Transcript:
Being swept away by your own emotions is scary and difficult. And I so appreciate that you’re seeing that there can be good in even hard emotions. That puts you a step ahead of many who see their sadness or grief or frustrations as purely and only negative. You’re saying, “No, I know there can be good in feeling sad when something happens to my friend, or recognizing there are real losses, or being angry and upset when some injustice has come to my attention.” So I’m glad for us to share a framework of “There’s a place for emotions that don’t feel good within a Christian, godly, righteous framework.” Jesus got angry, Jesus got sad. So did Paul, so did David, and so on. So does the Lord over and over again throughout Scripture.
But I feel with you, the difficult idea of “This is overwhelming, this is debilitating, what do I do with this when it frequently hits me in this way?” Let me give two basic thoughts on what you might do. First off, Psalms 62:8 tells us that one core aspect of faith, one way of expressing a heart of worshipful obedient trust in the living God is to pour out your heart to him. So to the extent that you’re feeling any emotion, be it joy or sorrow or boredom or whatever, bring it to him and tell him, “Lord, here’s where my heart is. Here’s what I’m feeling. Here’s what I am valuing. Here’s what I’m wishing.” He wants us to speak to him at all times. The Scriptures are very consistent on this point. Go talk to God about wherever you are, about whatever is going on. Speak to him, let him walk with you, walk humbly with him.
Part of that is to bring him the stuff that’s not pretty and that’s messy. So the simplest piece of your hope is to know that you can go to the Lord with every one of those emotions and the goal is not to do it so that you then don’t feel it anymore. The goal is simply to entrust it to him and to speak it to him and to say even to him, “And Lord, I’m also sad about the fact that I’m still feeling sad.” Or whatever the case might be. Let me offer a second thought as well, though. There is a way in which we have some ability to control where we will set our focus, and sometimes where we can go wrong in the really hard, negative emotions is we can zoom-in in a way that sort of pours gasoline on fires that’s not actually helpful.
I think about Jesus in the Garden of Gethsemane. Here’s a man who is on his hands and knees, sweating blood, crying out, “Oh, Lord, make this pass from me.” I can’t think of a better word than dismay to capture what he was feeling. Here was someone literally overwhelmed by emotion in the most righteous, godly, wonderful possible way. And then they come to get him and he turns and he comes back and he comes to his disciples and he goes, and there is a composure to the way that he faces the trials of that last night of his life that is just staggering. It’s stunning how he walks through that. And you don’t see that enormous emotion at all. You see some of it on the cross, but not at the trial as he’s being beaten. And Jesus is a picture of someone who, when his heart’s focus is crying out to the Lord about the emotion, it is just explosively coming forth.

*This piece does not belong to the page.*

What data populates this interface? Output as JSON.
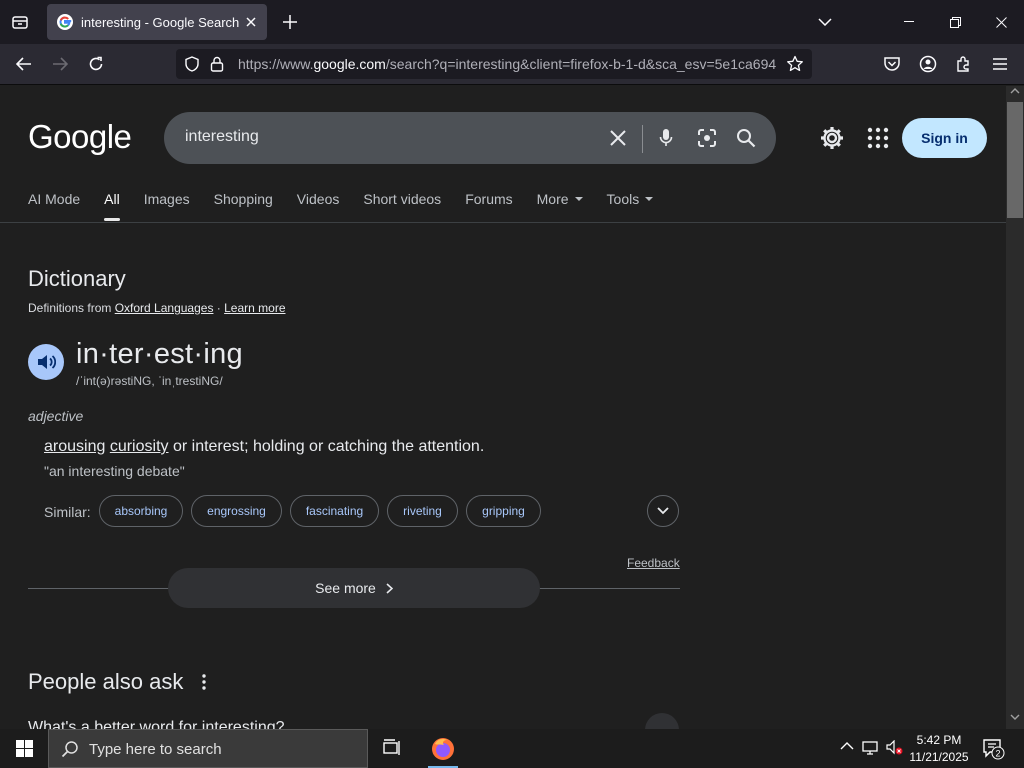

And when he turns to follow what the Lord has called him to do and the need of the moment, press his attention on the good of his disciples and walking this out faithfully before Pilate, there is a kind of composure and restraint that comes. We’re probably not going to hit that as perfectly as he did, but there’s something about recognizing I can put my attention where the Lord would have me put it, and that will have some impact on my emotions. What I choose to focus on will have an ability to shape what I feel. And therefore, to the extent that in debilitating, overwhelming emotions, you could say, “Lord, would you help me to focus on loving my neighbor? Would you help me to look outward beyond myself? Would you help me to look at you and what you are wanting for me right now?”
There’s a way in which drawing your attention consciously and consistently back there, I think could have a very powerful shaping influence in the way that you handle the grief, sorrows, anxieties, fears, angers, whatever it is that’s overwhelming. Be they utterly righteous or be they completely off and in need of redemption. Either way, run to the Lord; ask for help setting your eyes on what is going to be helpful to you.